You can read about this here:
https://www.reddit.com/r/rust/comments/7agy4b/could_we_ever_implement_traits_for_structs/
https://users.rust-lang.org/t/how-do-i-implement-an-external-trait-for-an-external-struct/38623/39
https://doc.rust-lang.org/book/ch19-03-advanced-traits.html#using-the-newtype-pattern-to-implement-external-traits-on-external-types

I also frustrated by this. But actually the main target of DI container is to simplify the project setup and remove boilerplate code. Otherwise I don't understand why somebody would use DI library when code with DI is more verbose then without using DI, it's like "using DI just to use DI". So conciseness was "must have" when I was choosing some trade off here.

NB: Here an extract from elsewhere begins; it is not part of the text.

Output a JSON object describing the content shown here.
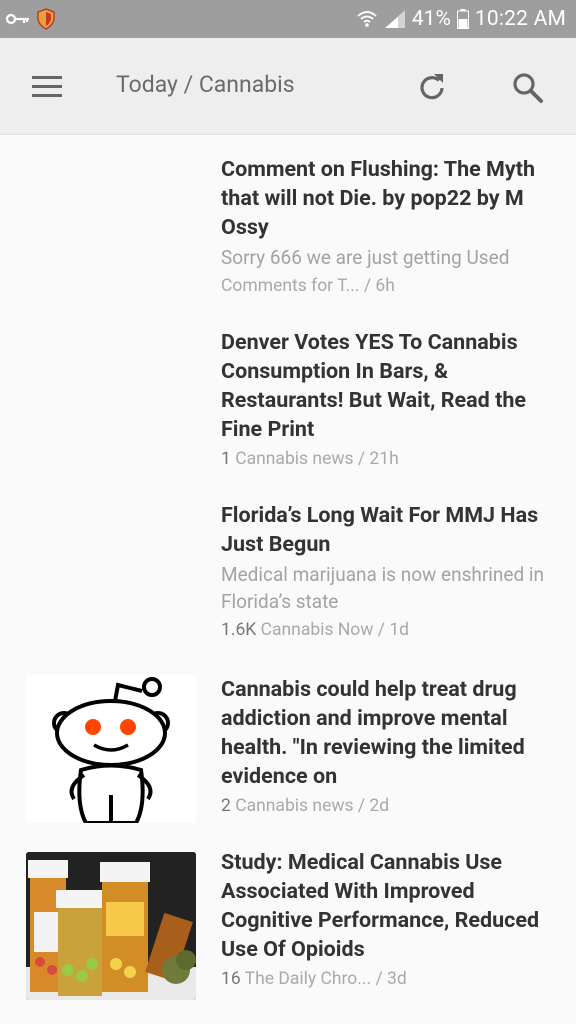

Anyway. What we can consider:

  1. To make some investigation. Maybe rust has got some new feature that will provide some workaround here. Idk right now.
  2. We can implement it in the next way. If we can't implement Provider trait for external crate struct, we can define another Provider trait in this external crate. So we will be able to create new trait like ExternalCrateProvider by using trait inheritance https://users.rust-lang.org/t/extending-traits/1802. And after that we can pass it to generator like #[provides(ExternalCrateProvider)] and use it like ExternalCrateProvider::get(&container). It's ugly and gives another limitations, this is why I didn't implemented this earlier. But probably I'll try do this is as a workaround. But as far as I remember I already tried and this didn't work or was too verbose.